The IRS is suing to recover unpaid taxes, interest and penalties on money held in offshore trusts from 1992 to 2013 by Sam Wyly and his late brother Charles, who got rich building businesses including the Michaels Stores Inc. arts-and-crafts chain. The Dallas bankruptcy judge heard closing arguments Wednesday.

Wyly and his brother’s widow, Caroline “Dee” Wyly, filed for bankruptcy protection after the Securities and Exchange Commission won a fraud lawsuit against the brothers in Manhattan in 2014. Charles died in a car accident in 2011. The SEC verdict also prompted demands for 22 years’ worth of back taxes and penalties by the IRS, which the agency said was related to the securities fraud.

The IRS alleges the Wylys established and controlled “an elaborately complex network of numerous offshore entities in known tax havens that engaged in a series of financial transactions to avoid detection and taxation.” The Wylys say they relied on experts to sign off on the trusts.


‘Not Illegal’


“The debtors have shown that the planning here was aggressive but not illegal,” Wyly attorney Donald Lan told U.S. Bankruptcy Judge Barbara Houser. “Aggressive does not mean it’s fraud. Aggressive does not even mean it’s wrong. Aggressive means there is a risk you are going to lose.”

Houser expressed doubts about one particular round of trusts, saying they gave her “heartburn.”

“Those trusts were wrong from the beginning,” the judge said. “Those trusts were, should I say it, fraudulent.”

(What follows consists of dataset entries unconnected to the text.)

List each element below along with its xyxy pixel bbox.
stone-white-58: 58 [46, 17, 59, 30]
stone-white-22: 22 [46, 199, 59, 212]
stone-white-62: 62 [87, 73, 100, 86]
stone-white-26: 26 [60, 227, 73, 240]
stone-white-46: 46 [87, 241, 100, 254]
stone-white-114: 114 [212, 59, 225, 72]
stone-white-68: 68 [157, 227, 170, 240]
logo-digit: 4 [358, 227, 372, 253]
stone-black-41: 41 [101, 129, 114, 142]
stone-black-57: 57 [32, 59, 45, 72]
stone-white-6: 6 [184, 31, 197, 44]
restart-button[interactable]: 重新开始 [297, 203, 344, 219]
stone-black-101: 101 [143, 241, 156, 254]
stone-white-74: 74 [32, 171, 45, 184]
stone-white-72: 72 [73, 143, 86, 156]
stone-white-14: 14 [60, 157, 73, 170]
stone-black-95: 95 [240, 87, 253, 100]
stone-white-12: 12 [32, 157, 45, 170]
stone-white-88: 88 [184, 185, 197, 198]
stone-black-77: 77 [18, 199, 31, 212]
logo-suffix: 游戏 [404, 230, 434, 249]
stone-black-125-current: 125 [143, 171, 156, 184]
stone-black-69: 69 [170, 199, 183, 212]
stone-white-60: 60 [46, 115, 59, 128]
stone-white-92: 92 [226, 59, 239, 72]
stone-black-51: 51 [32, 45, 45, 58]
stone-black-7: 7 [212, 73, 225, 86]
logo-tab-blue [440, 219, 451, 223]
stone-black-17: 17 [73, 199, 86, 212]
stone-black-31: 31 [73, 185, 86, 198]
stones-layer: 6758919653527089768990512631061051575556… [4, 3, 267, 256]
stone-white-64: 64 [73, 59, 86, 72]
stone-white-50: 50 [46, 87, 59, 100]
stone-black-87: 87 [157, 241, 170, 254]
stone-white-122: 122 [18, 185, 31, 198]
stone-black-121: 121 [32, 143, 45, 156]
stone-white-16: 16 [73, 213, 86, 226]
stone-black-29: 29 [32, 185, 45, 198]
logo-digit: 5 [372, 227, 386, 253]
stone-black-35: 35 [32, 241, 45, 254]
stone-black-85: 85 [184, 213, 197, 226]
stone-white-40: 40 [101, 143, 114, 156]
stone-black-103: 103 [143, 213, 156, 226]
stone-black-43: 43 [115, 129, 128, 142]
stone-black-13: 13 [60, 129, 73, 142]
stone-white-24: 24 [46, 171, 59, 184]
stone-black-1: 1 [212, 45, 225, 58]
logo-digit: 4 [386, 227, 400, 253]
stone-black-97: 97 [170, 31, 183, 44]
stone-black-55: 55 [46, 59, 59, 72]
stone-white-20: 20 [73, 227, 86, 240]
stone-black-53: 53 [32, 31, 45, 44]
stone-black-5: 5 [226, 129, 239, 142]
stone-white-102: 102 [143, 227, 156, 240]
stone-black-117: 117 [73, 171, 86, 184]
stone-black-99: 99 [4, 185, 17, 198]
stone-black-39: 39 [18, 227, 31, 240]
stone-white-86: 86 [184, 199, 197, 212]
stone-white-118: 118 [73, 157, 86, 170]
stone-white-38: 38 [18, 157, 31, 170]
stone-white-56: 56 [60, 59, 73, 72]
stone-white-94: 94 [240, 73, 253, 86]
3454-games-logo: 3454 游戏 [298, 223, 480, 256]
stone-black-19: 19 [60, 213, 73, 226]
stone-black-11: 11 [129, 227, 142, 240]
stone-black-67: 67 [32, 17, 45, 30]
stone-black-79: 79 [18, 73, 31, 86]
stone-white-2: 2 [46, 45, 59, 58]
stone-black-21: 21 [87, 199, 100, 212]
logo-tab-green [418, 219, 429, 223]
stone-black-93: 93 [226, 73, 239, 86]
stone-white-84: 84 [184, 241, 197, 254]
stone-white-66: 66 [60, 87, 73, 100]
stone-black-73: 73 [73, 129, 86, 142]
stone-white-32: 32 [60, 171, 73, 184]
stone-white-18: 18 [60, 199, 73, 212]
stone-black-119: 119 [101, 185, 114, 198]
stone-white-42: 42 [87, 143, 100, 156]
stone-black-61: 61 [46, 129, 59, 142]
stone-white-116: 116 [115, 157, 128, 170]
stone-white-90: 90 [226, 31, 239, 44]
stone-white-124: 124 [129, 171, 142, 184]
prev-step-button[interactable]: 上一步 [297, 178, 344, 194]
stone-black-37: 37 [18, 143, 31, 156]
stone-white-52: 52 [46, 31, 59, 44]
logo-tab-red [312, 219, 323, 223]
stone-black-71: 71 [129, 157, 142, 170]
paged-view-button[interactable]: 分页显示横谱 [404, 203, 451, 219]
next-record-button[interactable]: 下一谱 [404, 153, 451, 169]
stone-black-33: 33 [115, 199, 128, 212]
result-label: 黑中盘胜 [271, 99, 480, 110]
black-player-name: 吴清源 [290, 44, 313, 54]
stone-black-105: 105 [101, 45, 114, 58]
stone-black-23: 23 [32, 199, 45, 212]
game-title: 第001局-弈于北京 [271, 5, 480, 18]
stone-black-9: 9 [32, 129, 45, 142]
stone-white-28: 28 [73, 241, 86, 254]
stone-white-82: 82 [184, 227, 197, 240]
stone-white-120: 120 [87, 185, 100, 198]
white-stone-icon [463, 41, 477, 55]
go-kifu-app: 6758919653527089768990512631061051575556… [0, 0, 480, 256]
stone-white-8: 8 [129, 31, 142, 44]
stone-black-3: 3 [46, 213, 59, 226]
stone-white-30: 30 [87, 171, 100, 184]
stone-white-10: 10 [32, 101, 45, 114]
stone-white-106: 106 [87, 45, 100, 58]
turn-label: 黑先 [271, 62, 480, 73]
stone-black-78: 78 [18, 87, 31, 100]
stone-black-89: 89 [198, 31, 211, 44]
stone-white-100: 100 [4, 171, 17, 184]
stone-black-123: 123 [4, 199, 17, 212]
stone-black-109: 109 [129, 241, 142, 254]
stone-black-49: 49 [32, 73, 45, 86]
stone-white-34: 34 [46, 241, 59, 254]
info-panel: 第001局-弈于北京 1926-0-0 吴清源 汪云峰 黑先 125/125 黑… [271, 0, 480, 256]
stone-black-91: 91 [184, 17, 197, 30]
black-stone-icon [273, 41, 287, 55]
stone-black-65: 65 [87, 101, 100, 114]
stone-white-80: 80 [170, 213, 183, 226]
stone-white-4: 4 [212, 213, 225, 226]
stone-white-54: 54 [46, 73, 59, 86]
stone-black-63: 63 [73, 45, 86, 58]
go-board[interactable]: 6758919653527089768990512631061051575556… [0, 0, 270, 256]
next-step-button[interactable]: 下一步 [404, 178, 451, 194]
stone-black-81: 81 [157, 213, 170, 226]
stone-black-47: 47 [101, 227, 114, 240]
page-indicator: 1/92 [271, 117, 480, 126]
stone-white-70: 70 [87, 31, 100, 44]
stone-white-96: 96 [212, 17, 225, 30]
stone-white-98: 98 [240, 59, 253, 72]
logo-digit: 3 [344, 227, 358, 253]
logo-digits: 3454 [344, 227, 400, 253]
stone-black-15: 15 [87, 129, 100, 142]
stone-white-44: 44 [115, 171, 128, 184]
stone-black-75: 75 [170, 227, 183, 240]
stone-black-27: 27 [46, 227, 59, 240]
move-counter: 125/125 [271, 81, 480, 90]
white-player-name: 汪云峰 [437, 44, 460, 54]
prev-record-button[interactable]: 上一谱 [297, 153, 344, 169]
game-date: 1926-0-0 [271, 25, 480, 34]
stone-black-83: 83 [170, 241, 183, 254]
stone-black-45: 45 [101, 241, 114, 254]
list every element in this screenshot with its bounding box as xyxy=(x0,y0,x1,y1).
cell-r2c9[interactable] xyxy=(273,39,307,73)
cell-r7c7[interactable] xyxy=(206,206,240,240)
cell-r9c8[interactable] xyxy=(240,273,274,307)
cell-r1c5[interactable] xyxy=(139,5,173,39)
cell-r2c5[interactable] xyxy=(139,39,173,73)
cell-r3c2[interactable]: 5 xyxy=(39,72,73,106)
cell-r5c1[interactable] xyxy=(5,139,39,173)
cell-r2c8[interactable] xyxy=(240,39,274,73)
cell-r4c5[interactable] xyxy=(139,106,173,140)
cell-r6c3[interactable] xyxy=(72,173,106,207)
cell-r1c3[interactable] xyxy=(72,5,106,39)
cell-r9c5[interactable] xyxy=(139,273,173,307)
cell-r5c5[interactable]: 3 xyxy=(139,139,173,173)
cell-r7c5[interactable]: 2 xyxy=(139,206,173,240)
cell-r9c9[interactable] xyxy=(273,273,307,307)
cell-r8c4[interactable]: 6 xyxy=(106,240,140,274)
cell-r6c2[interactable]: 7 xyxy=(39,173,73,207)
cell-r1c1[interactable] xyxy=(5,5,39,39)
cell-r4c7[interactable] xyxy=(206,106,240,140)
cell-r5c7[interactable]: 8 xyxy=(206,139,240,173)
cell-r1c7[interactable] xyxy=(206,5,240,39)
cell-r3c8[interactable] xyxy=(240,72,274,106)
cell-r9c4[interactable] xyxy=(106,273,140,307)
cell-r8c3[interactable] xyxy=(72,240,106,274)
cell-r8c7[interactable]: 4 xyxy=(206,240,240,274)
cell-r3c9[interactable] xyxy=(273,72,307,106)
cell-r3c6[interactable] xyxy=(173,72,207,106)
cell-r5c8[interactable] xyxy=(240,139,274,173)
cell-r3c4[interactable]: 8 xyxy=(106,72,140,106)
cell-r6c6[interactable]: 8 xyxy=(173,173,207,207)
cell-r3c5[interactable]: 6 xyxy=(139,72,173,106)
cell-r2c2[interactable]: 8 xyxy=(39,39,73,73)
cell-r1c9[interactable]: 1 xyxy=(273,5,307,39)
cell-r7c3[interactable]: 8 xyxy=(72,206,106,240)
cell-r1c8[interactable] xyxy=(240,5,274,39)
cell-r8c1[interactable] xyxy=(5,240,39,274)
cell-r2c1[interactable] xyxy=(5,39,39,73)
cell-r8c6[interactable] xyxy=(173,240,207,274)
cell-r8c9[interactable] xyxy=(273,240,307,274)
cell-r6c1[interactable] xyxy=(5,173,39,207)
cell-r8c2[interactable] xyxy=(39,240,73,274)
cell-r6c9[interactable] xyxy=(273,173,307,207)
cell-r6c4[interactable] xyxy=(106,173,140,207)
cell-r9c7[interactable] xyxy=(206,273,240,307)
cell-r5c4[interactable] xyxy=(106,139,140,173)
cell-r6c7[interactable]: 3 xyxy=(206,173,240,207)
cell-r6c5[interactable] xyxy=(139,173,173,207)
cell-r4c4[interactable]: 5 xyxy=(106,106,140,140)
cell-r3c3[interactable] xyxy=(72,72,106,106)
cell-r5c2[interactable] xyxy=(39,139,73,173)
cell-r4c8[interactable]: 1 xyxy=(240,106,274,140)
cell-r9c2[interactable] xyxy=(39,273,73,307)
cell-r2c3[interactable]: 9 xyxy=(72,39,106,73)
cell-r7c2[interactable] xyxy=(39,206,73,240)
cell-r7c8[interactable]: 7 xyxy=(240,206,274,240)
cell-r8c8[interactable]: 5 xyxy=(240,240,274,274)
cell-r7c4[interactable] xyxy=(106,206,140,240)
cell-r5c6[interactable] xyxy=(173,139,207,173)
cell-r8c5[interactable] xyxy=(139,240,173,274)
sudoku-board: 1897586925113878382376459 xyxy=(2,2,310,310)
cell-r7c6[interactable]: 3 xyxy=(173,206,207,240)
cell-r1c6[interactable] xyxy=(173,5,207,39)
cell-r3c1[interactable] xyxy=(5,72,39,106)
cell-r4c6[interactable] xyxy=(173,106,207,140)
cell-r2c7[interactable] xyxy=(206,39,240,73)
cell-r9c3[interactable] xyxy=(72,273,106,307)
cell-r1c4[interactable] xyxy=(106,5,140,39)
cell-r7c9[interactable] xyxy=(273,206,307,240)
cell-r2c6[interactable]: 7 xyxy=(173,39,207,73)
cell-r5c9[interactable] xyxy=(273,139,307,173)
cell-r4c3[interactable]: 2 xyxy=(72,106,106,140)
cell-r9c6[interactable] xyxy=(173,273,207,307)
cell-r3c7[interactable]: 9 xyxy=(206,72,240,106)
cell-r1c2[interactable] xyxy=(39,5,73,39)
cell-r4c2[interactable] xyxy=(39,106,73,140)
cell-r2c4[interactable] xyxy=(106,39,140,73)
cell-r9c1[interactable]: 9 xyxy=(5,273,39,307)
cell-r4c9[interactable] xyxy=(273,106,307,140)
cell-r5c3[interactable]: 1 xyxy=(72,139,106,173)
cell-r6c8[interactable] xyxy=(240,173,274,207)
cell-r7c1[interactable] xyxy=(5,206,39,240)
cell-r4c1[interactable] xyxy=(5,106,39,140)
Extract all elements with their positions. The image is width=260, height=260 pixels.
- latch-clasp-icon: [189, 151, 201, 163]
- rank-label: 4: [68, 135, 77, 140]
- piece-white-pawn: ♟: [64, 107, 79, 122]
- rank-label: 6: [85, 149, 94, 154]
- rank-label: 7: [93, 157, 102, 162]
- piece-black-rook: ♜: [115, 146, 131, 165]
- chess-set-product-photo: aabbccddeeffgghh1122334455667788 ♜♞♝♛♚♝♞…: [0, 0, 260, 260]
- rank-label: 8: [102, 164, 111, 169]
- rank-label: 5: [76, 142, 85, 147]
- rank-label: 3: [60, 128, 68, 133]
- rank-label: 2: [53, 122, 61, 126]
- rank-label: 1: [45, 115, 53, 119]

She also took issue with the Wylys’ reliance on experts, a repeated theme during 11 days of testimony. If that was the law, she said, then every taxpayer could hide behind an agent and “nobody would ever be liable for anything.”

Houser said none of her questions should suggest she has her mind made up. The judge will issue a written opinion of her findings, which will determine how big a claim the IRS can assert in the Wylys’ Chapter 11 case.